A British resident held at the US detention centre at Guantanamo Bay in Cuba has been on hunger strike since Jan 5 and should be freed immediately to avoid insanity or death, his lawyer said in London Wednesday.
Lieutenant Colonel Yvonne Bradley, the US military lawyer representing Binyam Mohamed, told a news conference in London: "Mohamed will leave Guantanamo Bay two ways if people don't act.
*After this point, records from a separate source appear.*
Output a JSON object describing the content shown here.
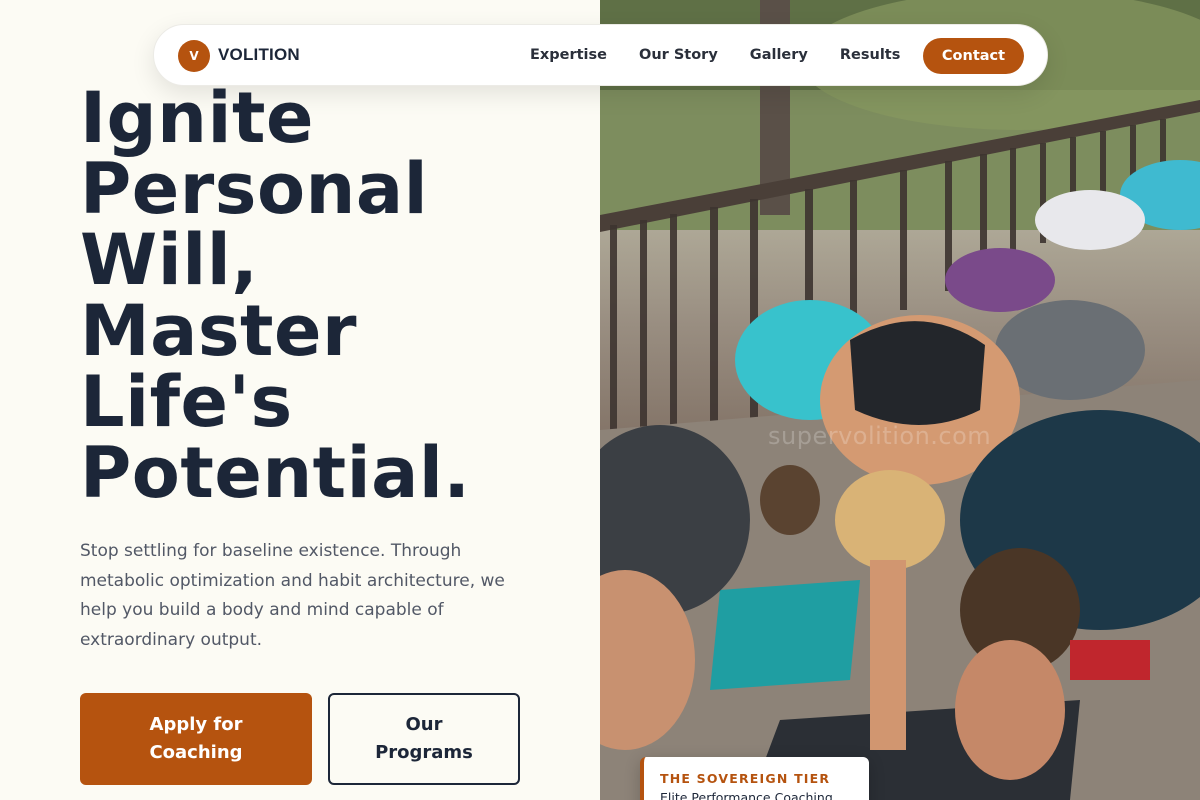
{
  "brand": {
    "badge": "V",
    "name": "VOLITION"
  },
  "nav": {
    "links": [
      "Expertise",
      "Our Story",
      "Gallery",
      "Results"
    ],
    "contact": "Contact"
  },
  "hero": {
    "headline_lines": [
      "Ignite",
      "Personal",
      "Will,",
      "Master",
      "Life's",
      "Potential."
    ],
    "subtext": "Stop settling for baseline existence. Through metabolic optimization and habit architecture, we help you build a body and mind capable of extraordinary output.",
    "primary_cta": "Apply for Coaching",
    "secondary_cta": "Our Programs"
  },
  "image": {
    "watermark": "supervolition.com",
    "tier_card": {
      "title": "THE SOVEREIGN TIER",
      "subtitle": "Elite Performance Coaching"
    }
  },
  "colors": {
    "accent": "#b5530f",
    "ink": "#1c2638",
    "background": "#fcfbf4"
  }
}
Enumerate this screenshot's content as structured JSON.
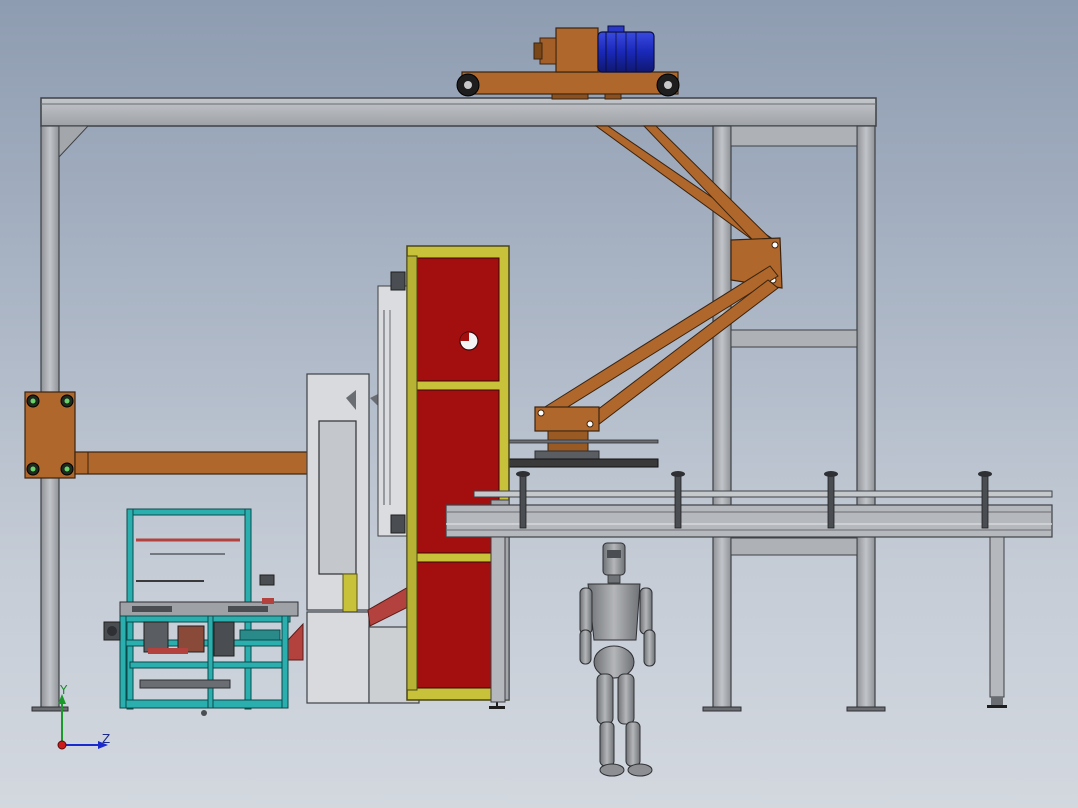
{
  "triad": {
    "y_label": "Y",
    "z_label": "Z"
  },
  "colors": {
    "frame": "#a3a6ab",
    "frame_dark": "#4a4d52",
    "brown": "#b0672c",
    "tower_red": "#a30e0e",
    "tower_trim": "#c8c23a",
    "teal": "#2aaeae",
    "motor_blue": "#2233cc",
    "conveyor": "#b5b8bc",
    "pallet_dark": "#3a3a3a",
    "robot": "#8d8f92"
  }
}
Either insane, because that is slowly what's happening to him, or in a coffin because his condition is declining."
Mohamed, a 30-year-old Ethiopian who lived in Britain until his arrest in Pakistan in 2002, alleges that he was tortured by American agents before being flown to the controversial military prison in Cuba in September 2004.
Bradley said Mohamed had been force-fed with a tube since Jan 14 and was "nothing but skin and bones" when she visited him a fortnight ago.
Asked how long she believed her client could survive, Bradley said: "I am surprised that he has endured as much as he has up to this point. All I know is my country is detaining someone who they tortured, who they abused, who they continue to mistreat, who has no charges against him."
She spoke at a news conference during a visit to London, where she was due to have talks with Foreign Secretary David Miliband before giving evidence to an all-parliamentary group on the treatment of Guantanamo prisoners.
Later Wednesday, British lawyers for Mohamed were expected to launch a bid at the High Court in London, requesting the publication of US intelligence evidence on Mohamed.
Last week, High Court judges revealed that they had been urged by the US authorities - via the British government - to withhold the sensitive evidence in the interest of security and intelligence cooperation between Britain and the US.